2017/11/05 16:00

最優秀脚本賞を受賞「ペット安楽死請負人」が描いた人間の暗部

メガホンをとったテーム・ニッキと、 フィンランドでは名脇役のベテランとして 知られるマッティ・オンニスマー
メガホンをとったテーム・ニッキと、 フィンランドでは名脇役のベテランとして 知られるマッティ・オンニスマー

 [映画.com ニュース] 自動車修理工を営みながら、裏ではペットの安楽死を請け負い、毎日のように依頼人から預かった動物を、排ガスが充満した車で安楽死させているヴェイヨ。彼は身勝手な依頼主達に苦言を呈しながらも、冷静に仕事をこなしていた。ところがある日、健康な犬が持ち込まれ、悩んだ彼は自分の犬として飼うことに。すると、依頼主は彼を責めはじめ……。タイトルから醸し出される非道な衝撃とは裏腹に、まるでハードボイルド映画のような風合いのフィンランド映画「ペット安楽死請負人」。この作品でメガホンをとったテーム・ニッキと、フィンランドでは名脇役のベテランとして知られるマッティ・オンニスマーに話を聞いた。

――ペットを安楽死させる、という悪い男の話のように聞こえますが、まるで勧善懲悪の西部劇のような作品ですね。どうやってこのアイデアを思いついたのでしょう?

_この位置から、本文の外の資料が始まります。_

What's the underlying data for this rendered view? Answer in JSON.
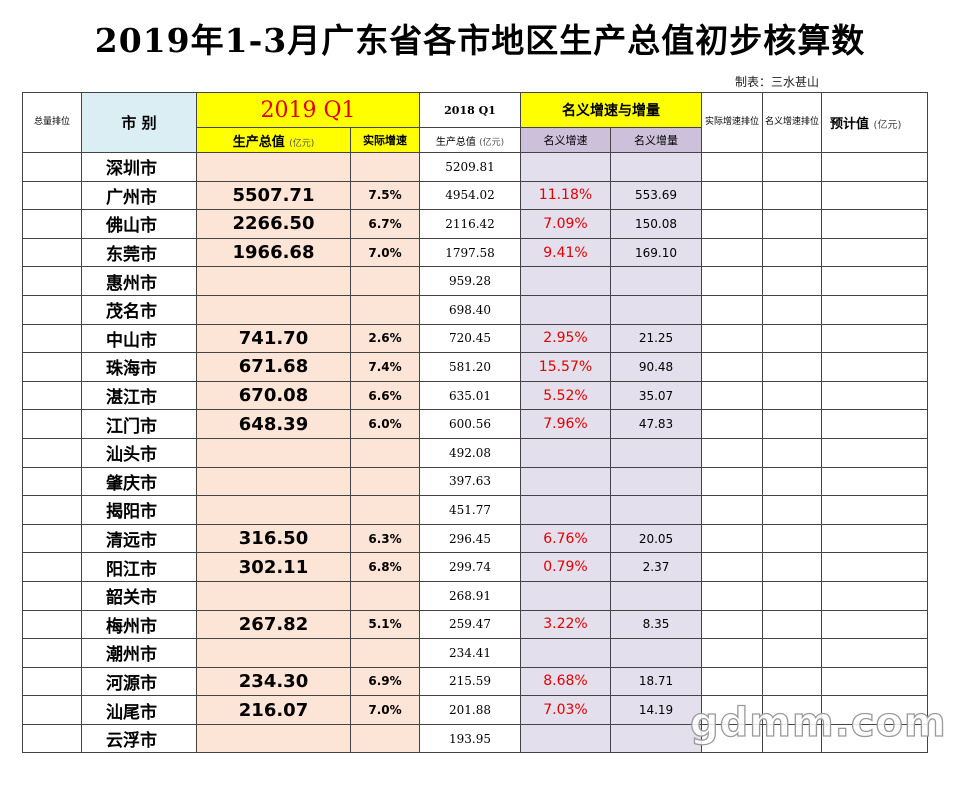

 テーム・ニッキ監督(以下、ニッキ監督):私はチャールズ・ブロンソンやクリント・イーストウッドの70年代映画が大好きでして。あの時代の映画から刺激を受けて、それを現代のフィンランドに取り入れたらどうなるだろうかということを、まずは考えました。それで、ずっと敬愛していたオンニスマーさんが演じたヴェイヨを、あのころのクリント・イーストウッドに見立ててやってみたらどうかな、と。あともうひとつ、観た人を冷たい気持ちにさせたまま帰らせない、心をあたためる何かをプラスしてみようと試みたんです。この作品は、おそらく好きか嫌いかの両極端なふたつに意見が分かれると思います。でも、観てくれた誰しもが何かしらを感じ取ってもらえるよう努めました。